After letters from at least 48 MPs, the UK Conservative party will now hold a confidence vote in its leader later today. If the incumbent UK PM May fails to secure a majority of Tory MPs, a leadership contest will be triggered. The postponement of the Parliamentary vote on May’s Withdrawal Agreement and subsequent day of flying around Europe meeting heads of state, yet appearing to achieve little but photo opportunities has forced the matter to a head. Regardless of the outcome of the confidence vote, the Brexit process is at stalemate with the UK Parliament unable to ratify the only agreement the EU is prepared to offer to date.
We believe investors must separate the ideological and political questions from the economics. The current Withdrawal Agreement would provide a significant degree of certainty for UK business during a transition period, if as we suspect it would prove more than transient given the difficulties of establishing a free trade agreement. A new free trade agreement would also have to be seen to benefit the EU and prove a strong disincentive to other nations to consider leaving the EU.

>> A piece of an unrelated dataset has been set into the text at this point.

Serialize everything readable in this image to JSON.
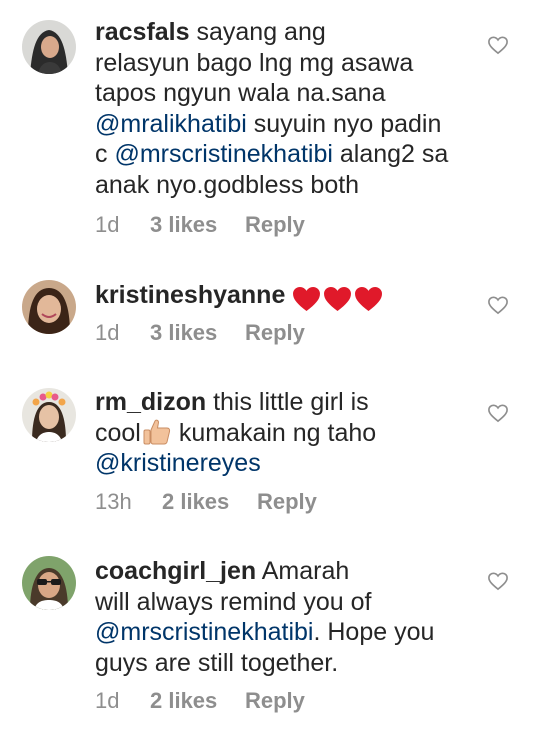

Prior to the ECJ’s recent decision that the UK could unilaterally withdraw its Article 50 notification there was a risk that the UK could have been forced out of the EU on no-deal terms in March. This cannot now happen. Investors may fear the risk of a deliberate no-deal Brexit should a new hardline Conservative administration seize power. However, the limited preparations for no-deal to date and likelihood of Parliamentary vote of no-confidence should any new administration try this route, make this an outlier scenario in our view. There appears at present little support in Parliament for a chaotic no-deal Brexit.
Our base case therefore is that a successful leadership challenge results in a government with an element of cross-party support in respect of Brexit. Potential Brexiteers would have to convince Parliament that they have a workable no-deal strategy, in which case revocation of Article 50 would appear to be necessary to provide sufficient time for detailed preparations. A soft Brexit leadership would similarly be incentivised to try to extend Article 50 in order to renegotiate a deal from the position of requiring a fix for the Irish backstop and increased clarity on future trade arrangements. It may be counter-intuitive but the need for unanimity on an extension for Article 50 means that an anti-EU UK administration might be forced to opt for stronger outright revocation and renotification later strategy.
In either of these scenarios, Brexit would not happen in March 2019. Furthermore, if there is a general election in Q1 2019, the EU would also have to accept the current Withdrawal Agreement would be dead as no new UK leader would wish to start from a point of failure. An extension to Article 50 would also be highly likely in these circumstances.
We believe therefore the Brexit process has reached a point of reset which is very likely to materially delay the exit of the UK from the EU, if it happens at all. Uncertainty will remain elevated and investment decisions will continue to be postponed unless offsetting UK policy initiatives can convince the corporate sector to maintain investment in the UK. The slowing economic momentum on both sides of the English Channel, partly as a result of Brexit, justifies in part the market underperformance of UK equities.
However, following the ECJ decision the risk of a calamitous no-deal scenario is much reduced in our view. UK equity valuations are now priced at levels which discount much of the uncertainty expected in coming quarters. The median forecast cashflow yield for the FTSE350 has risen from the 2014-2018 average of 4.5% to over 6% in recent months. With both AIM and the FTSE 250 having declined by close to 20% from the highs of earlier 2018, we believe the time to be mechanically underweight UK equities because of Brexit has passed, even if volatility is likely to persist in the short-run.